Rajtilak Bhattacharjee said...

@Mad Maks : Other than Guzarish, there was not a single song in the movie which I could hum to. The songs were not only tuneless, they didn't have good lyrics either.

@Mads : I agree with you completely. I was trying to visualize Azeem Premji with his sleeves tucked up his biceps! And what was the need of those 8-packs, wasn't watching an aging AK enough torture? And the only spoiler in Rab Ne was the over acting of Raj, otherwise Surinder was fabulous and hilarious to watch. And Anushka, if nothing else, is a much prettier face than either the 2 damsels in distress of Ghajini.
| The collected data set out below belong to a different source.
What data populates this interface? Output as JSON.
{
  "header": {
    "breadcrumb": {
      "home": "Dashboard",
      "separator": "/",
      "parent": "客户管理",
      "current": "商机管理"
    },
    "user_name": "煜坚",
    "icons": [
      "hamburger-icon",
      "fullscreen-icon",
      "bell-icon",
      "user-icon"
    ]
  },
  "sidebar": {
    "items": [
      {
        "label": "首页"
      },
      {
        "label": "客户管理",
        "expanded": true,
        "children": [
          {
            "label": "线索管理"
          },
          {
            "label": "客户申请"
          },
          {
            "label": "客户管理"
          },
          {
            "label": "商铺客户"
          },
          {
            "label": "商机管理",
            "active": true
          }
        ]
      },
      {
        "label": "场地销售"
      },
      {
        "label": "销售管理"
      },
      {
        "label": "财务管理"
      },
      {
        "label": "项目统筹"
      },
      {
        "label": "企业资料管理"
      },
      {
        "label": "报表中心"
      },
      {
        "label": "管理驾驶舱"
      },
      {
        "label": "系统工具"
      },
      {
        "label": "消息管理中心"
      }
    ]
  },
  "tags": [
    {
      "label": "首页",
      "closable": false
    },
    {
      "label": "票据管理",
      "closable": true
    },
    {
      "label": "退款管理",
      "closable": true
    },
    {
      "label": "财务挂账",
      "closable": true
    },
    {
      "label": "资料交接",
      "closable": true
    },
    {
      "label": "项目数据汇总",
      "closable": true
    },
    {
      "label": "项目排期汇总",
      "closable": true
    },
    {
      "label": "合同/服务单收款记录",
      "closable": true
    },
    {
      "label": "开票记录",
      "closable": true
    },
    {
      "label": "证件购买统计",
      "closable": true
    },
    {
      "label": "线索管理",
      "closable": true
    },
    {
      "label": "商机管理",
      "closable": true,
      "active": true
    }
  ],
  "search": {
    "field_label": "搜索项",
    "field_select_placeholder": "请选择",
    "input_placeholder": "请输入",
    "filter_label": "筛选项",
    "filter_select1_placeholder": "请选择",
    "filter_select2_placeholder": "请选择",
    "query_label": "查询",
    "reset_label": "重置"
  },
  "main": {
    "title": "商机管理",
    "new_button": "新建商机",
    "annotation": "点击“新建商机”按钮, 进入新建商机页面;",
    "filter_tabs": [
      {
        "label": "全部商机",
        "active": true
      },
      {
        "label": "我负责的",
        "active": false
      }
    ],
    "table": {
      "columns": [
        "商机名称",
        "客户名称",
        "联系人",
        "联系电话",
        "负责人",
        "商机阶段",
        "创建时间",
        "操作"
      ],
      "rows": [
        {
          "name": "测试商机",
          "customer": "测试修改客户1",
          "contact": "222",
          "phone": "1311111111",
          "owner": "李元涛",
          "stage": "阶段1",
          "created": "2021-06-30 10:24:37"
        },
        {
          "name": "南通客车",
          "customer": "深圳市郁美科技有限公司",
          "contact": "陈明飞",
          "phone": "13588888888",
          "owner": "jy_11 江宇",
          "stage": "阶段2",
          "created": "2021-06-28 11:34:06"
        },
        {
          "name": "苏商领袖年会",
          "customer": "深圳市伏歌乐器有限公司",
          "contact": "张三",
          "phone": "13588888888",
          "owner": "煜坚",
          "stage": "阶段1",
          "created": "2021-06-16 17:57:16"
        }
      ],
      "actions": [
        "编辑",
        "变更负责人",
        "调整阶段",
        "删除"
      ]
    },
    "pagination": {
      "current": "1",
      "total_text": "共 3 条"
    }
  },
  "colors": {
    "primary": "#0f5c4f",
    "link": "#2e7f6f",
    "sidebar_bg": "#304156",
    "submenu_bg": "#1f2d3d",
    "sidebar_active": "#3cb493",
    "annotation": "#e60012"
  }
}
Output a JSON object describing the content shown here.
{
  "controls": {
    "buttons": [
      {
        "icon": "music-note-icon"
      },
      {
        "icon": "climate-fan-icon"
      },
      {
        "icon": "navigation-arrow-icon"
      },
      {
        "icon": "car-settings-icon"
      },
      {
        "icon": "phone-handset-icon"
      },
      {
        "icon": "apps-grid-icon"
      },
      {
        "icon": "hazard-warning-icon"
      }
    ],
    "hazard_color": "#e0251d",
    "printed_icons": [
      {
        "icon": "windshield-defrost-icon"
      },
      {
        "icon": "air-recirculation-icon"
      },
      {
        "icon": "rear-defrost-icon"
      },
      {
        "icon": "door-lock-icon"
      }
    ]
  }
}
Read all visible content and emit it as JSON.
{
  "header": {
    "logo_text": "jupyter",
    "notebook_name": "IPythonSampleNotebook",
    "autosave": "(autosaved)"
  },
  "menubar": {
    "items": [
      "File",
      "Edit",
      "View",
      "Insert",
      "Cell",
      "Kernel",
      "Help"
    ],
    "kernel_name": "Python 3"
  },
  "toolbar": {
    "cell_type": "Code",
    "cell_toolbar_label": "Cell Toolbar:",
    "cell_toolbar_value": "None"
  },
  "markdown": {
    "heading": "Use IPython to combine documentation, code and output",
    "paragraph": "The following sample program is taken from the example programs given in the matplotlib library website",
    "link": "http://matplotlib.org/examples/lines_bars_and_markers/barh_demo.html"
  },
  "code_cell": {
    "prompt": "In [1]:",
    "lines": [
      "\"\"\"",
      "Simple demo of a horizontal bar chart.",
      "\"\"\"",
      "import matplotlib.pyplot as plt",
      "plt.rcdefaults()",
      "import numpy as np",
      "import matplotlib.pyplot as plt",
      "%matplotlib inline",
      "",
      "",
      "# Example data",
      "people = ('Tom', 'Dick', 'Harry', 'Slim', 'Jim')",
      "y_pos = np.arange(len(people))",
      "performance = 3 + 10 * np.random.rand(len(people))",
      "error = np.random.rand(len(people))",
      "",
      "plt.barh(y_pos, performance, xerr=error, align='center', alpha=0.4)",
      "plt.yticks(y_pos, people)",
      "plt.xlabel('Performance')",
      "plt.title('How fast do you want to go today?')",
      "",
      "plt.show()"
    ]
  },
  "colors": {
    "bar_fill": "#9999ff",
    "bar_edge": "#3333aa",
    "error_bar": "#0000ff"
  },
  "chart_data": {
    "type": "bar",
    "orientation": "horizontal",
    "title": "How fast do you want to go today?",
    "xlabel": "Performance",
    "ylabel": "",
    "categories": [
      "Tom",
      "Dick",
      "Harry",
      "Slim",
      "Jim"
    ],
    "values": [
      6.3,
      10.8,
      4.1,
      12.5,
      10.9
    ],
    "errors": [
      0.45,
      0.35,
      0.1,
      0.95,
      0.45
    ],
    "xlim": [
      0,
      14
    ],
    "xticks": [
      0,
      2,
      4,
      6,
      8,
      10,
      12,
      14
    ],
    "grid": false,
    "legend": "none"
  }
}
Nice blog you have Mads, keep writing. Hope to see you someday on my blog too. Till then take care and keep writing :)

Anonymous said...

Why do you see a movie???????
Ofcourse entertainment...

If you are really interested in watching a movie which should be the exact mimic of the real world scenarios just go and watch any art movies :)

And finally if the movie is a hit then people did like that movie and your taste does not match with those who liked it.
Statements like this " Find the maker of Ghajini. Kill him. " does not look good on your blog

Raindrop said...

i had only one comment-

if he was the owner/CEO of such a huge telecom company....why couldn't he just just alarms/notifications/to do stff on his cell phone.....instead of writing it all over the place????